Il militare lo prese, guardò sospettoso il giovane biondo e dalle spalle larghe, poi la fotografia, quindi restituì il documento, facendogli segno di andare via.
John non se lo fece ripetere e arretrò per la strada da cui era venuto. Prima di svoltare l’angolo guardò ancora verso l’amico, che ormai era un puntino scuro tra la folla che si accalcava. Fu l’ultima volta che lo vide. Vivo.
John Balton prese per mano la moglie per aiutarla a scendere l’alto gradino. Il figlio lo superò d’un balzo e si voltò verso di lui.
«Papà, è qui che…?».
«Sì, Sal, è proprio qui che è successo» confermò il padre.
«Che cosa orrenda!» disse la moglie, mettendosi una mano davanti alla bocca.
Niente lasciava capire l’orrore di quasi quarant’anni prima. Il tempo aveva trasformato tutto, e diluito anche i ricordi della più immane delle tragedie, l’olocausto di una intera generazione.
«E’ questo lo stadio che…?»
John chinò la testa.
«Questo a quei tempi era lo Estadio Chile. Doveva essere un tempio dello sport, un luogo in cui gli uomini si univano nel divertimento…»
Sal e la moglie di John, Vera, alternavano gli sguardi tra l’uomo e l’immenso stadio vuoto.
«Sei stato qui molte volte, quando eri a Santiago?».
«Sì, come tutti. C’erano diverse squadre di Santiago che giocavano nella Primera Division, ma non ho mai capito il calcio, così venivo qui a vedere il basket».
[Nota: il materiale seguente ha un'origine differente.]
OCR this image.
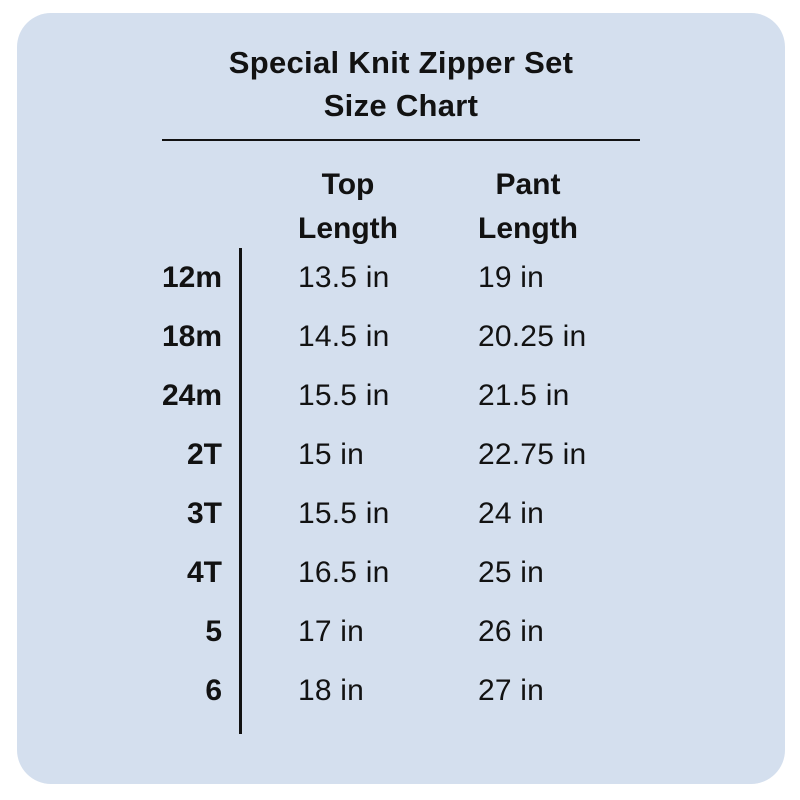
Special Knit Zipper Set
Size Chart
Top
Length
Pant
Length
12m	13.5 in	19 in
18m	14.5 in	20.25 in
24m	15.5 in	21.5 in
2T	15 in	22.75 in
3T	15.5 in	24 in
4T	16.5 in	25 in
5	17 in	26 in
6	18 in	27 in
«Che silenzio che c’è!» esclamò Vera.
Le gradinate vuote sembravano farle eco, e la voce rimbalzava da una parte all’altra dello stadio deserto. John si mise una mano sugli occhi e barcollò, tanto che la moglie fece per sostenerlo, ma lui l’allontanò con un gesto.
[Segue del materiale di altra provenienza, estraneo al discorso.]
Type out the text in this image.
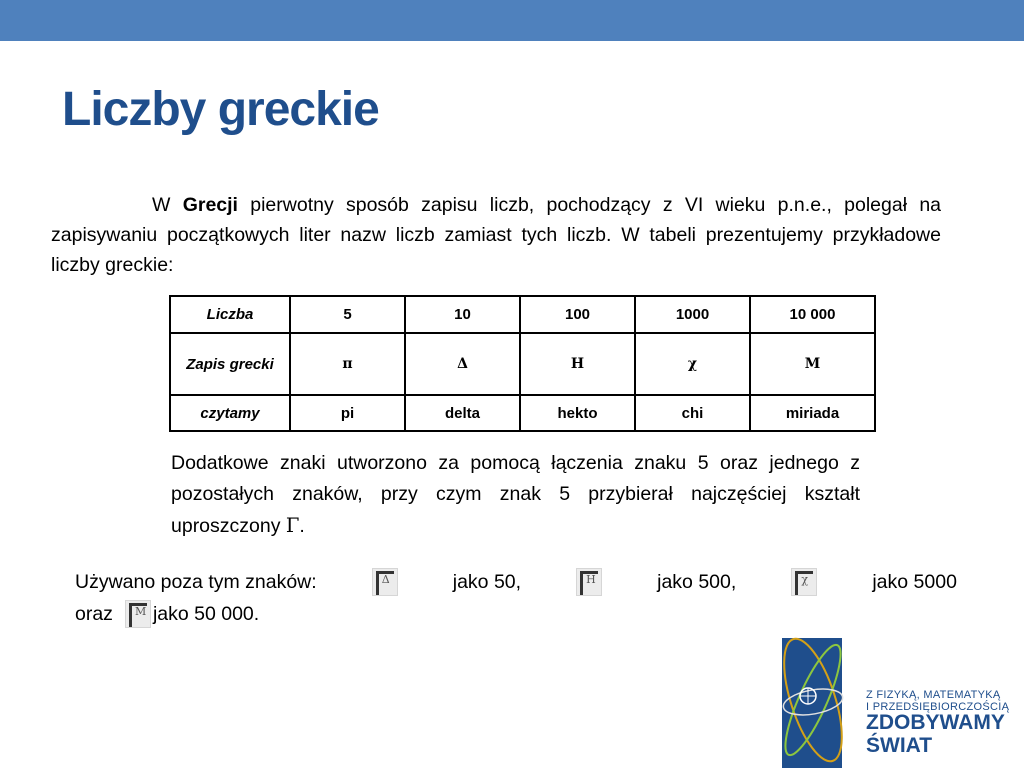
Liczby greckie

W Grecji pierwotny sposób zapisu liczb, pochodzący z VI wieku p.n.e., polegał na zapisywaniu początkowych liter nazw liczb zamiast tych liczb. W tabeli prezentujemy przykładowe liczby greckie:

Liczba	5	10	100	1000	10 000
Zapis grecki	π	Δ	Η	χ	Μ
czytamy	pi	delta	hekto	chi	miriada

Dodatkowe znaki utworzono za pomocą łączenia znaku 5 oraz jednego z pozostałych znaków, przy czym znak 5 przybierał najczęściej kształt uproszczony Γ.

Używano poza tym znaków:	Δ	jako 50,	Η	jako 500,	χ	jako 5000
oraz Μ jako 50 000.
Z FIZYKĄ, MATEMATYKĄ
I PRZEDSIĘBIORCZOŚCIĄ
ZDOBYWAMY
ŚWIAT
«Questo stadio da luogo di pace diventò un inferno di terrore, tortura e morte. Migliaia di giovani vite furono trucidate, migliaia di donne stuprate, migliaia…».
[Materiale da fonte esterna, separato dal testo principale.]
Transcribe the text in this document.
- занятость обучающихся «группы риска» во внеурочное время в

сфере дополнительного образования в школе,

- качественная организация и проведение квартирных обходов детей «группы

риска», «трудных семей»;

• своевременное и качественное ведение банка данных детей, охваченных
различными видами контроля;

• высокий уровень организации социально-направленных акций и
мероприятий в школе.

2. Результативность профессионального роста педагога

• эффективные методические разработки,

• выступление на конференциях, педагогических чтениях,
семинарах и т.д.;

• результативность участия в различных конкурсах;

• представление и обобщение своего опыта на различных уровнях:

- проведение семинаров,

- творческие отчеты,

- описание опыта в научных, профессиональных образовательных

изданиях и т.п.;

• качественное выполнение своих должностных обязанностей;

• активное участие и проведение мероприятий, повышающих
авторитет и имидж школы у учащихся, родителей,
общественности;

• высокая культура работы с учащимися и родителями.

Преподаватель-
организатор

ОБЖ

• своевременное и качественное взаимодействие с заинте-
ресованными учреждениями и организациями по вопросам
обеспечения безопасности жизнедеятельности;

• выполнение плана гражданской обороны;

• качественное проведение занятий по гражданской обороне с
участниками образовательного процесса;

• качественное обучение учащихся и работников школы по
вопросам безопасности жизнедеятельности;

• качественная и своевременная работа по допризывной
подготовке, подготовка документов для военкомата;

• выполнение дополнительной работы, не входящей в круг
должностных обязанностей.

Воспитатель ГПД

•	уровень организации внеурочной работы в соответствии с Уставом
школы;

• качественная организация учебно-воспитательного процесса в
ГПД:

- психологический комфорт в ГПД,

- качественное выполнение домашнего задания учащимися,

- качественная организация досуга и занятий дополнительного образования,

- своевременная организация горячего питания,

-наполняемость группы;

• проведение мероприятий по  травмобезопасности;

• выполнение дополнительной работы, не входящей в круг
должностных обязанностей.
«Anche il tuo amico Victor era qui?».
John strinse con forza la ringhiera di ferro a cui si era appoggiato, finché le nocche delle dita non diventarono bianche.
«Sì…» mormorò infine.
I tre rimasero in silenzio. Da fuori veniva ogni tanto il rumore del traffico, clacson che strombazzavano, ma lontani, attutiti. Il ragazzo scese ancora alcuni gradini e si fermò davanti ad un muro che recava una scritta:
¡Canto qué mal me sales
cuando tengo que cantar espanto!
Espanto como el que vivo
como el que muero, espanto
de verme entre tantos y tantos
de verme entre tantos y tantos
momentos del infinito
en que el silencio y el grito
son las metas de este canto.
Lo que veo nunca vi.
Lo que he sentido y lo que siento
hará brotar el momento…
«Cosa significa, papà?» chiese.
John tradusse, ad occhi chiusi:
Canto, come mi vieni male
quando devo cantare la paura!
Paura come quella che vivo,
come quella che muoio, paura
di vedermi fra tanti, tanti
momenti dell’infinito
in cui il silenzio e il grido
sono le mete di questo canto.
Quello che vedo non l’ho mai visto.
Ciò che ho sentito e che sento
farà sbocciare il momento…
Sal rimase in silenzio davanti alla scritta, cercando di afferrare il significato di quei versi. Vera prese sottobraccio il marito e lo spinse verso il tunnel che portava all’uscita.
«Te l’ho detto, caro, che era meglio non tornare qui: troppi ricordi…»
«No, Vera, è stato giusto ritornare per rendere omaggio alla memoria del mio amico e delle centotrentamila vittime del macello di cui anche io mi sento responsabile».
«Ma tu cosa c’entri? Eri suo amico, hai rischiato anche tu di finire in questo posto!».
«No, io e tutti noi c’entriamo perché siamo americani, estadounidenses».
«Anche io, papà» chiese Sal.
John ritrovò un mezzo sorriso e battè sulla testa del figlio.
«No, tu non eri ancora nato» disse ‘ma anche le tue mani sono già sporche di sangue, figlio mio!’ pensò, e nelle sua mente scorrevano immagini di altre prigioni, altri stadi, altri campi di tortura.
I tre scesero l’ultima rampa di scale, ringraziarono il custode che li aveva lasciati entrare e uscirono sulla strada. Il guardiano rinchiuse i battenti con un rumore di metallo che fece trasalire John. L’americano si voltò di scatto per istinto, ma vide solo la cancellata di ferro nero e la scritta «Estadio Victor Jara».
Allora ebbe un attimo di esitazione, poi si fece rapidamente il segno della croce e ritornò verso la sua famiglia che era alcuni passi avanti.